Si è conclusa ieri l’udienza d’appello nel procedimento che vede imputati David Oddone e Alessandro Pecci per una presunta truffa alle assicurazioni. Il giudice Renato Bricchetti si è riservato la decisione, mentre le difese hanno sollevato questioni di nullità processuale e prescrizione.
La vicenda ha origine da due incidenti stradali verificatisi tra il 2009 e il 2011 in via Ordelaffi a Borgo Maggiore. L’accusa contesta che i tamponamenti sarebbero stati simulati per ottenere risarcimenti per traumi cervicali, i cosiddetti “colpi di frusta”.
Il percorso processuale si è dimostrato particolarmente tortuoso.

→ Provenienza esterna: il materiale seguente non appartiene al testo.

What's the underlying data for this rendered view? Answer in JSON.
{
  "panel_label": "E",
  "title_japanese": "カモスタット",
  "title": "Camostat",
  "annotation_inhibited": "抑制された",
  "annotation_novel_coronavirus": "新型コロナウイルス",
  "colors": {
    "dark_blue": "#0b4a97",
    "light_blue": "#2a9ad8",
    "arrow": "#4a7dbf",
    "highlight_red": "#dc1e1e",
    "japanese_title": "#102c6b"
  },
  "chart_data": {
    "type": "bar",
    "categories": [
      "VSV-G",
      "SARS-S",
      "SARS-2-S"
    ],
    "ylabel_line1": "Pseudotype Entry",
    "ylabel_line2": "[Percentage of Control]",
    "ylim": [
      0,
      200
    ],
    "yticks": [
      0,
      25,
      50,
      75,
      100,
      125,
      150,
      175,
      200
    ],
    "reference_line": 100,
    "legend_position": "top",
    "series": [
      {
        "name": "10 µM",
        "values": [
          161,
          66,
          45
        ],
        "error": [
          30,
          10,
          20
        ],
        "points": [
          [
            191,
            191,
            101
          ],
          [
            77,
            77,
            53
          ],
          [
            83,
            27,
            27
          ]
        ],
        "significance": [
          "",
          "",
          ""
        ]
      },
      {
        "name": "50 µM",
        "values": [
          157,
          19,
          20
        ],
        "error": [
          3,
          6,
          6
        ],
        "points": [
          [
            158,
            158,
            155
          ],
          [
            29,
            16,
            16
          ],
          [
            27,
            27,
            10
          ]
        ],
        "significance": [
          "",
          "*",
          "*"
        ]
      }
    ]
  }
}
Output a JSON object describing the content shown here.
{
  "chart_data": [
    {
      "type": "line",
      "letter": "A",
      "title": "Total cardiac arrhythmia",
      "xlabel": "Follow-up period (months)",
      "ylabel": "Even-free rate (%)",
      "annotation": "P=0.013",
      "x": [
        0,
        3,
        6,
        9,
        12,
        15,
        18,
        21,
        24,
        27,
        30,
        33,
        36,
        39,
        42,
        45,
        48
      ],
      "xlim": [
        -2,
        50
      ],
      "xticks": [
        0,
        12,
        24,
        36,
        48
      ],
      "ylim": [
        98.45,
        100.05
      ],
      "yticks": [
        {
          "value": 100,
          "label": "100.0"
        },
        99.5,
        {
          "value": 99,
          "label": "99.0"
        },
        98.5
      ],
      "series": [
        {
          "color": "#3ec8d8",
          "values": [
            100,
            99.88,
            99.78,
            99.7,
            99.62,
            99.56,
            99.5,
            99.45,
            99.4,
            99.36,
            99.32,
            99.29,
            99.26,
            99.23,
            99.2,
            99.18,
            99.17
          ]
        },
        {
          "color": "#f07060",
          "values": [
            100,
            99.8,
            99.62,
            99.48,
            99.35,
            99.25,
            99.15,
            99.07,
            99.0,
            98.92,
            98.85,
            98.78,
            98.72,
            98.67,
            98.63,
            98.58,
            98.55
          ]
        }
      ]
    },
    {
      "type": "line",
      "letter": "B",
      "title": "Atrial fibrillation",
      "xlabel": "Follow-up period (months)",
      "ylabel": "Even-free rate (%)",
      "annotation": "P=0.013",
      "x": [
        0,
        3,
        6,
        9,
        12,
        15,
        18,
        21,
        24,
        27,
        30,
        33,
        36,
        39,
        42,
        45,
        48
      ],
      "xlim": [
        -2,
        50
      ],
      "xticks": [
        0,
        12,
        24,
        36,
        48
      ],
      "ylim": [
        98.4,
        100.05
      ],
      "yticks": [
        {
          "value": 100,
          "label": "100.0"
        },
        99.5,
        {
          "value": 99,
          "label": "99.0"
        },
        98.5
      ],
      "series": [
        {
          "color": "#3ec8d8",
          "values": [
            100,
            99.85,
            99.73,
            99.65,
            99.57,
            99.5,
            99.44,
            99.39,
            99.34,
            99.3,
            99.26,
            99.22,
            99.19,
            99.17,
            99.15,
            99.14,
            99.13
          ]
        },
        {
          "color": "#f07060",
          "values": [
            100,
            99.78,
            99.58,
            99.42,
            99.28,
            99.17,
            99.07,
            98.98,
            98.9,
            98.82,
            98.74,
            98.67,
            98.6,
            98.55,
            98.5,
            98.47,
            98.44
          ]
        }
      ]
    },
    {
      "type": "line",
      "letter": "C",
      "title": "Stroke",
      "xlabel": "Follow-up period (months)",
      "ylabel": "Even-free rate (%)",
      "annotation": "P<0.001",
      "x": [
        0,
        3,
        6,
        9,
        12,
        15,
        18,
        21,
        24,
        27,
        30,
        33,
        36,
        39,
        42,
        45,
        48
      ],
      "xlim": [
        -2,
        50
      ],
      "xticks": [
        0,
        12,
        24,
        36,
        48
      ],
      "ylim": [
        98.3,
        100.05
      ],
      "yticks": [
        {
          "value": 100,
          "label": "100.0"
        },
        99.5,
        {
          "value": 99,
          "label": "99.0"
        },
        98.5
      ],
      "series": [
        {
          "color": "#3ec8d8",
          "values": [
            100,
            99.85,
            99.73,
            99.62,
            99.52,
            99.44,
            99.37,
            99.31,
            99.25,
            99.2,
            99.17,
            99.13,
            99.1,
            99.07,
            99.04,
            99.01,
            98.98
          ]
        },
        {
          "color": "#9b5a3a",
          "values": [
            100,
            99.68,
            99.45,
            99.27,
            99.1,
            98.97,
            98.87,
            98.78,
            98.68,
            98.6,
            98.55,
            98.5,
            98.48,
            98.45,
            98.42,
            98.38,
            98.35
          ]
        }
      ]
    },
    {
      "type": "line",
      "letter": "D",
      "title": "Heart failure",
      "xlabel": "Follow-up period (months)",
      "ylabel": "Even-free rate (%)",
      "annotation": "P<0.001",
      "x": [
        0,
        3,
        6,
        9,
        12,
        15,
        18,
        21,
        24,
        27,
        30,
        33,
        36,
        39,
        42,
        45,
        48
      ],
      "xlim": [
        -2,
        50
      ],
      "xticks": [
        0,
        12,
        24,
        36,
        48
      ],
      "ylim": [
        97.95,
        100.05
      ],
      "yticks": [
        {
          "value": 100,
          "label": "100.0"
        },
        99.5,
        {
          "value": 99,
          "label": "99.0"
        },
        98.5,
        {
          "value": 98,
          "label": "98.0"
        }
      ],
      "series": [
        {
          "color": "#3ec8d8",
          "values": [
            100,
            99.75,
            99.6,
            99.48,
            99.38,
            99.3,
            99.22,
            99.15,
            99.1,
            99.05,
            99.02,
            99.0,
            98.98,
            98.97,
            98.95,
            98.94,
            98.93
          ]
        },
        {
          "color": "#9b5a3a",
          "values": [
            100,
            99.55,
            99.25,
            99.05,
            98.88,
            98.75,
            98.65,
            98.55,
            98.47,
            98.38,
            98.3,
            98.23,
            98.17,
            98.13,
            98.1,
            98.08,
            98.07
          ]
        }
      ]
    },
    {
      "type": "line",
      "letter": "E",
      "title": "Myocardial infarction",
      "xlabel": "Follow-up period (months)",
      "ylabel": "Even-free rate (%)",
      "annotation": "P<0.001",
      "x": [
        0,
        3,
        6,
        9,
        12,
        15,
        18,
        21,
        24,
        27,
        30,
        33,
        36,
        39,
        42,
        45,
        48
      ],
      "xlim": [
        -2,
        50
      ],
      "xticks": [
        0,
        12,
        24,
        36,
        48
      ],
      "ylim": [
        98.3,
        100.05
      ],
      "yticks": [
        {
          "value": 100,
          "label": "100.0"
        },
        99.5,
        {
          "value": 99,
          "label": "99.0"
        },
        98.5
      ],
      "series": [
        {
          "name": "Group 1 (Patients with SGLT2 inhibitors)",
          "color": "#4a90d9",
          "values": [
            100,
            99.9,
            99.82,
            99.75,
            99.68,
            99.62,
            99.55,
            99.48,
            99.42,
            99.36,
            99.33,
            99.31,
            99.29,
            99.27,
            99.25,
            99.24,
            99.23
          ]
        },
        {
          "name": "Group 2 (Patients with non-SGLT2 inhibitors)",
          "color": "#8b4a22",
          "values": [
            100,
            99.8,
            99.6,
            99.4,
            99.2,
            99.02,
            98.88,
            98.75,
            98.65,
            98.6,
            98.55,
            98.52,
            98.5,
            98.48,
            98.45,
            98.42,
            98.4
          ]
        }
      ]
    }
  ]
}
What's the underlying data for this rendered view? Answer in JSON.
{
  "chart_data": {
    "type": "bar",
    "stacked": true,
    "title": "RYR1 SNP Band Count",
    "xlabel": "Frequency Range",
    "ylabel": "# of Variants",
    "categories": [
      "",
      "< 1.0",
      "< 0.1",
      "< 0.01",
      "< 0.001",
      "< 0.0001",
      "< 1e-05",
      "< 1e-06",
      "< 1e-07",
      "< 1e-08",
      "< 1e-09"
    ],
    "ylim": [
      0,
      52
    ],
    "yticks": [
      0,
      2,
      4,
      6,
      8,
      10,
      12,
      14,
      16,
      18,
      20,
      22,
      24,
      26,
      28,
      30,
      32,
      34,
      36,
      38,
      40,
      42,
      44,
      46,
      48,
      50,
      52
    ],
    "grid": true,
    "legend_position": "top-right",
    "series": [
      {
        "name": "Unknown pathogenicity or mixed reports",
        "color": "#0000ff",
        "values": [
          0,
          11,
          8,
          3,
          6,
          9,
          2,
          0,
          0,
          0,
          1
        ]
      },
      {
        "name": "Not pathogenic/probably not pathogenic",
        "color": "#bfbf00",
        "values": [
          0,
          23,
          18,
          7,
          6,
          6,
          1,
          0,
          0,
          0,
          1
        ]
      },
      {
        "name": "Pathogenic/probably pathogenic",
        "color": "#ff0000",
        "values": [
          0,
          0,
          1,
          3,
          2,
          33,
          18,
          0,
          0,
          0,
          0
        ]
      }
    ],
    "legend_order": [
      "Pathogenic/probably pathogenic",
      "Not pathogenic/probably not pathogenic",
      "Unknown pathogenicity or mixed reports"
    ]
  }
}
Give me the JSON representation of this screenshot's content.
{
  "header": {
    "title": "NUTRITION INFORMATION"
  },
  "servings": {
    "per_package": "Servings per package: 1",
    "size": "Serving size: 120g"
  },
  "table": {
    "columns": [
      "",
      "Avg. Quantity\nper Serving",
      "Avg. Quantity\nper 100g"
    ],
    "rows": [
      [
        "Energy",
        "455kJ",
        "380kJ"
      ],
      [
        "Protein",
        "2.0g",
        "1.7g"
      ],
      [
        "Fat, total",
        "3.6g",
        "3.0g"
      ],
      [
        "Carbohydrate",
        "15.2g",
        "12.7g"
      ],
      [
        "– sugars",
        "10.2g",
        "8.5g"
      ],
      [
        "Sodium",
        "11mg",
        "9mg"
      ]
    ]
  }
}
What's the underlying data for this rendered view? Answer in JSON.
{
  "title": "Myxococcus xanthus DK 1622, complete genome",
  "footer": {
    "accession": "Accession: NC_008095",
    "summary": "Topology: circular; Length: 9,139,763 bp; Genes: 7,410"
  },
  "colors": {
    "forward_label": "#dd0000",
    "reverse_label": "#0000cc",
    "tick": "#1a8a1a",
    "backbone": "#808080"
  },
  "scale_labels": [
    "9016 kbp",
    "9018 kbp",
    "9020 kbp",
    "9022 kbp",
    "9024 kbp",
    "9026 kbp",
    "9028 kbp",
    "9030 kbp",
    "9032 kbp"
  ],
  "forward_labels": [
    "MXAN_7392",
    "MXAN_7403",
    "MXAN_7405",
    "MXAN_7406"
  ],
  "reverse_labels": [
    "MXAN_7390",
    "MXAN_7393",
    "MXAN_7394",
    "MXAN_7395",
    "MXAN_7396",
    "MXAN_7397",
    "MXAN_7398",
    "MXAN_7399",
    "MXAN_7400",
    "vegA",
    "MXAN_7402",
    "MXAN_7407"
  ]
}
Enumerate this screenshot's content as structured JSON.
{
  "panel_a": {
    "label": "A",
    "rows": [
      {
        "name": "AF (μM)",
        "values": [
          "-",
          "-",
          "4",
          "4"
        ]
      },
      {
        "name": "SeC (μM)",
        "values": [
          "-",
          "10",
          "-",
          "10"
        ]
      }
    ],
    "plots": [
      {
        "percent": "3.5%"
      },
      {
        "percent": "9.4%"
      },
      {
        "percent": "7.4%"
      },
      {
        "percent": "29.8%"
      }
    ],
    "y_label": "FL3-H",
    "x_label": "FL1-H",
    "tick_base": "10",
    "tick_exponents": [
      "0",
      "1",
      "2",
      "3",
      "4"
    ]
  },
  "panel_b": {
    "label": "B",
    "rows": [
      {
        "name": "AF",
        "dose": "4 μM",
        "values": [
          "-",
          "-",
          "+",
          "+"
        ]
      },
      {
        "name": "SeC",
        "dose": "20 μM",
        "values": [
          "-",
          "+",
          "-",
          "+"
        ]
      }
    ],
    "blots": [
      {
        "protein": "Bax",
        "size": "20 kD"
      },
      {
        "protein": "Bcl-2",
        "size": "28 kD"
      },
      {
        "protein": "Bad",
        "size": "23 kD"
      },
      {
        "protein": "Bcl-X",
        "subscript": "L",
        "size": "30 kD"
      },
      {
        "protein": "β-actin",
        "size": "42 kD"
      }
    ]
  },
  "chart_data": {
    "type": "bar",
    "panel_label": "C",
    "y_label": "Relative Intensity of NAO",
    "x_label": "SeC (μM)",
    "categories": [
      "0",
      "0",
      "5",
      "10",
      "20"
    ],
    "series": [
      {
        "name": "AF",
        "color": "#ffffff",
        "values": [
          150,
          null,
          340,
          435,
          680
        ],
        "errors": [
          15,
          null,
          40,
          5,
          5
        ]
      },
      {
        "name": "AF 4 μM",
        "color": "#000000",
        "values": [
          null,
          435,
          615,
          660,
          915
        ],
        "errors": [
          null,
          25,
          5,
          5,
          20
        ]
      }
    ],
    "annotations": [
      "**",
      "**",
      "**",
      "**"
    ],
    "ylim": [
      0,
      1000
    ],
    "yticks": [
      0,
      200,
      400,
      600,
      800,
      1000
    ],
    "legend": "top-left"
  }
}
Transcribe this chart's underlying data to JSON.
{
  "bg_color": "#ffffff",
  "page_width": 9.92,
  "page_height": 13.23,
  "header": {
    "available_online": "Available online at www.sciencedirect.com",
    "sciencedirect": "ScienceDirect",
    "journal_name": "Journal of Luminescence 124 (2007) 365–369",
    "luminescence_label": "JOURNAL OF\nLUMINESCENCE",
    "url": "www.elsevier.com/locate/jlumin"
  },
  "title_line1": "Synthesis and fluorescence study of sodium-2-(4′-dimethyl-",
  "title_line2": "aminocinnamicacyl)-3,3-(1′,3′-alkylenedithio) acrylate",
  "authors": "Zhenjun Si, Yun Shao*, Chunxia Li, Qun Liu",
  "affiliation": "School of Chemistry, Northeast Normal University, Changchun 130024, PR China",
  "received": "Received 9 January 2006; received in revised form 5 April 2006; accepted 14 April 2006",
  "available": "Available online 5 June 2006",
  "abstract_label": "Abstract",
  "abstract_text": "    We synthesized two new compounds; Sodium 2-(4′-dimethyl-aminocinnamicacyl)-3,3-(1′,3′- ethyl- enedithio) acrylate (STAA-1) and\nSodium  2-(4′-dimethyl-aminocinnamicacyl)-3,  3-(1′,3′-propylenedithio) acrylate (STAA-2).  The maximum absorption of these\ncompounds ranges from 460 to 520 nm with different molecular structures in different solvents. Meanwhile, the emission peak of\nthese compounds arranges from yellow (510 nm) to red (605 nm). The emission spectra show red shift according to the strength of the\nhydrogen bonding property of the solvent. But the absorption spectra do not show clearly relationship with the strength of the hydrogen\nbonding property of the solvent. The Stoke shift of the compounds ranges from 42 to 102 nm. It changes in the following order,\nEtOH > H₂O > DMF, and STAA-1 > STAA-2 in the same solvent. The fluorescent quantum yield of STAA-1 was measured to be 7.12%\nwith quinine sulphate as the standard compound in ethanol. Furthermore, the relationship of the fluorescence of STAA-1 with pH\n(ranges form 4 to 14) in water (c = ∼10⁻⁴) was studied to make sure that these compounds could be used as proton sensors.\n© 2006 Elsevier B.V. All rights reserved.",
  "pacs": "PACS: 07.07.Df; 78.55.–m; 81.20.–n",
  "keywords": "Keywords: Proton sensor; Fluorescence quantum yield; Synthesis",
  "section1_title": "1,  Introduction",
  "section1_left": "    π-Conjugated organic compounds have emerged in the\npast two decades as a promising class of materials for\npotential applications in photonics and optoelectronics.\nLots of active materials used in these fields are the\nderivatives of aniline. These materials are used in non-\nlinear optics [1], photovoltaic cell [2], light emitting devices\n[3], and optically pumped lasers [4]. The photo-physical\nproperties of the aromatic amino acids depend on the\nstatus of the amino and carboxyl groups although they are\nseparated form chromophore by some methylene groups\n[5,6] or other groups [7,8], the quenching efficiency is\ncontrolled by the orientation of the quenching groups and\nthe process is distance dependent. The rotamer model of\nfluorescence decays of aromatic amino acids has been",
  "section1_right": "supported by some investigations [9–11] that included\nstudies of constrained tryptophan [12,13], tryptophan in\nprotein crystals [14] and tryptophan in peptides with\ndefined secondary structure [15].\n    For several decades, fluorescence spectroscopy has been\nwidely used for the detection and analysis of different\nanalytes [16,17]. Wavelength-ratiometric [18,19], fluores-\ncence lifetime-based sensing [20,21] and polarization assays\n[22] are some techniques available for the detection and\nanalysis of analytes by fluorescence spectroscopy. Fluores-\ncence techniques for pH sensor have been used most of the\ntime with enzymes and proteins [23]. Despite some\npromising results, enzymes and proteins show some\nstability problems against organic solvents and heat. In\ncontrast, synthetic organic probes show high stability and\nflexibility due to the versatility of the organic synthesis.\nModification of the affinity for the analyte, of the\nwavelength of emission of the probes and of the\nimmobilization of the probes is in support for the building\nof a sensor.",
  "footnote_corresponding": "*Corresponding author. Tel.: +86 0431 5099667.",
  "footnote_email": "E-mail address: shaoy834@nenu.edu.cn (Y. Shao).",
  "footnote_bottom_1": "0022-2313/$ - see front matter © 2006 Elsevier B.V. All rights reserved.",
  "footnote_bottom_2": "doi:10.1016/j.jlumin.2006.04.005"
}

Le prime condanne risalgono al 2015, confermate in appello nel 2016. Nel marzo 2022 sono state annullate a seguito di un ricorso alla Corte Europea dei Diritti dell’Uomo, che aveva riscontrato violazioni del diritto di difesa per la mancata possibilità di esaminare testimoni a carico.
Nel primo grado dello scorso aprile il commissario della Legge ha confermato la colpevolezza e disposto il risarcimento alle compagnie Zurich, Unipol e Generali Italia, oltre al pagamento delle spese legali.
In appello, gli avvocati Nicola Ceccoli e Stefano Pagliai hanno contestato le statuizioni sollevando insufficienza di prove e questioni di prescrizione. Le parti civili, rappresentate da Gian Paolo Pasquali, Antonella Bonelli e Luca Biagioli, hanno richiesto la conferma delle condanne e dei danni.
Determinante sarà il calcolo della prescrizione: il primo grado ha accolto il “lodo Pasquali” secondo cui il termine si interromperebbe con la sentenza di revisione, ricominciando ex novo.